2014-07-07

M&M's, Snickers and Security in the Cloud

I cannot take credit for this one - I heard it last week at a very interesting talk by Adrian Cockroft at the Speed and Scale Meetup last week in Herzeliya.

The analogy was a very simple one, but very much to the point, and I feel that it was a great way on how we should be looking at security in the cloud.

M&M's - A lot of themM&M's are the one thing that me kids always ask me to bring back for them when I go to the States, especially the ones without the peanuts.

What is great about M&M's? They have a hard shell, that protects the great soft chocolate inside. The shell is not unbreakable, but hard enough to protect the the great stuff on the inside.
But once the shell is broken, you have nothing but chocolate.

snickersA Snickers bar on the other hand, has a nice soft chocolate on the outside, but inside there are many crunchy nuts, each of them are hard and do not need the chocolate to protect them, because they are hard enough to look after themselves.
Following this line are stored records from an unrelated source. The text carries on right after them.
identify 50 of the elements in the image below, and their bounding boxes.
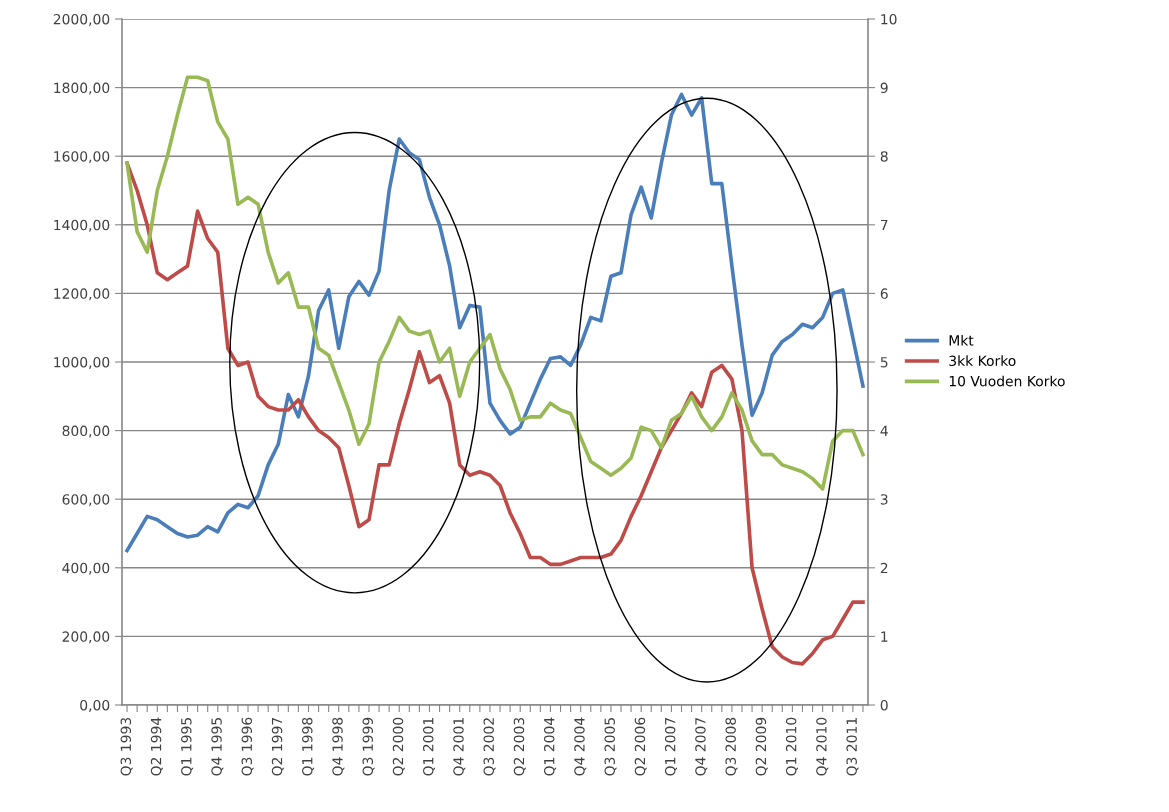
- y2-tick-label: 8: [880, 151, 888, 162]
- x-tick-label: Q3 1996: [241, 717, 254, 776]
- x-tick-label: Q1 2004: [543, 717, 557, 776]
- y2-tick-label: 10: [881, 13, 897, 25]
- x-tick-label: Q2 1997: [271, 717, 284, 776]
- y-tick-label: 0,00: [80, 699, 110, 712]
- x-tick-label: Q1 1998: [302, 717, 315, 776]
- x-tick-label: Q4 1995: [211, 718, 224, 776]
- x-tick-label: Q1 2010: [785, 717, 799, 776]
- x-tick-label: Q3 2002: [483, 718, 496, 776]
- x-tick-label: Q3 2011: [846, 718, 859, 776]
- x-tick-label: Q2 2009: [755, 717, 768, 776]
- x-tick-label: Q4 2010: [816, 717, 829, 776]
- x-tick-label: Q1 1995: [181, 718, 194, 776]
- y-tick-label: 1800,00: [54, 82, 110, 95]
- x-tick-label: Q4 1998: [332, 717, 345, 776]
- y2-tick-label: 6: [880, 288, 888, 299]
- x-tick-label: Q4 2004: [574, 717, 587, 776]
- y2-tick-label: 7: [880, 219, 888, 231]
- legend-label: 3kk Korko: [949, 355, 1016, 367]
- y2-tick-label: 4: [880, 425, 888, 436]
- y-tick-label: 1000,00: [54, 356, 110, 369]
- x-tick-label: Q2 2006: [634, 717, 647, 776]
- y2-tick-label: 9: [880, 82, 888, 94]
- x-tick-label: Q2 1994: [150, 717, 163, 776]
- y2-tick-label: 3: [880, 494, 888, 505]
- x-tick-label: Q3 2008: [725, 717, 738, 776]
- y-tick-label: 200,00: [62, 631, 110, 644]
- x-tick-label: Q3 1993: [120, 717, 133, 776]
- x-tick-label: Q3 1999: [362, 717, 375, 776]
- y-tick-label: 600,00: [62, 494, 110, 507]
- x-tick-label: Q2 2003: [513, 717, 526, 776]
- y-tick-label: 1600,00: [54, 151, 110, 164]
- x-tick-label: Q2 2000: [392, 717, 405, 776]
- x-tick-label: Q1 2001: [423, 718, 436, 776]
- y2-tick-label: 1: [881, 631, 888, 642]
- x-tick-label: Q4 2007: [695, 717, 708, 776]
- y2-tick-label: 5: [880, 357, 888, 368]
- x-tick-label: Q3 2005: [604, 718, 617, 776]
- y2-tick-label: 0: [880, 699, 888, 711]
- x-tick-label: Q1 2007: [664, 717, 678, 776]
- y-tick-label: 1200,00: [54, 288, 110, 301]
- legend-label: Mkt: [949, 334, 974, 346]
- x-tick-label: Q4 2001: [453, 718, 466, 776]
- legend-label: 10 Vuoden Korko: [949, 375, 1065, 387]
- y-tick-label: 800,00: [62, 425, 110, 438]
- y-tick-label: 2000,00: [53, 13, 110, 26]
- y-tick-label: 1400,00: [54, 219, 110, 232]
- y-tick-label: 400,00: [62, 562, 110, 575]
- y2-tick-label: 2: [880, 562, 888, 574]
OK, enough about chocolate, what the heck does this have with cloud and security?

Traditionally, we are used to having a perimeter devices that protect everything behind them, and within the perimeter we are good to go, there is an elevated level of trust, just like the hard shell of an M&M and the soft chocolate inside.

I do not think this will suffice in a cloud environment. I don’t think you should either. Each of the above methodologies have their advantages but they have disadvantages as well.

In the cloud, you do have the option using a perimeter devices, creating VPC's with most of the providers today.

I think that we should treat our cloud environment like a Snickers bar. The outside is always soft, vulnerable, untrustworthy. You will not know what instances/vm’s are running on the same host as you are. Do they have access to the network subnet you are using? So what protects us? Only ourselves, the hard nuts.

Each and every cloud instance should assume that the environment it lives in is hostile. It will be constantly under attack from the dark side of the force.

That is why it should be locked down and its own security as tight as possible. This can be done in a number of ways which could include:

  • Minimal operating system with no bloated software or unnecessary packages
  • Minimal privileges to users running applications, everything should be access controllers sudo for example, SELinux also
  • iptables on the instance – allowing only certain services to be open to external traffic
  • SSH Key authentication to the instances – no passwords
  • Security group access – defining what traffic will be allowed within your cloud – between the instances.

I am always looking for simple ways to explain sometimes complex terminology or concepts to people – and I found this one to be highly useful.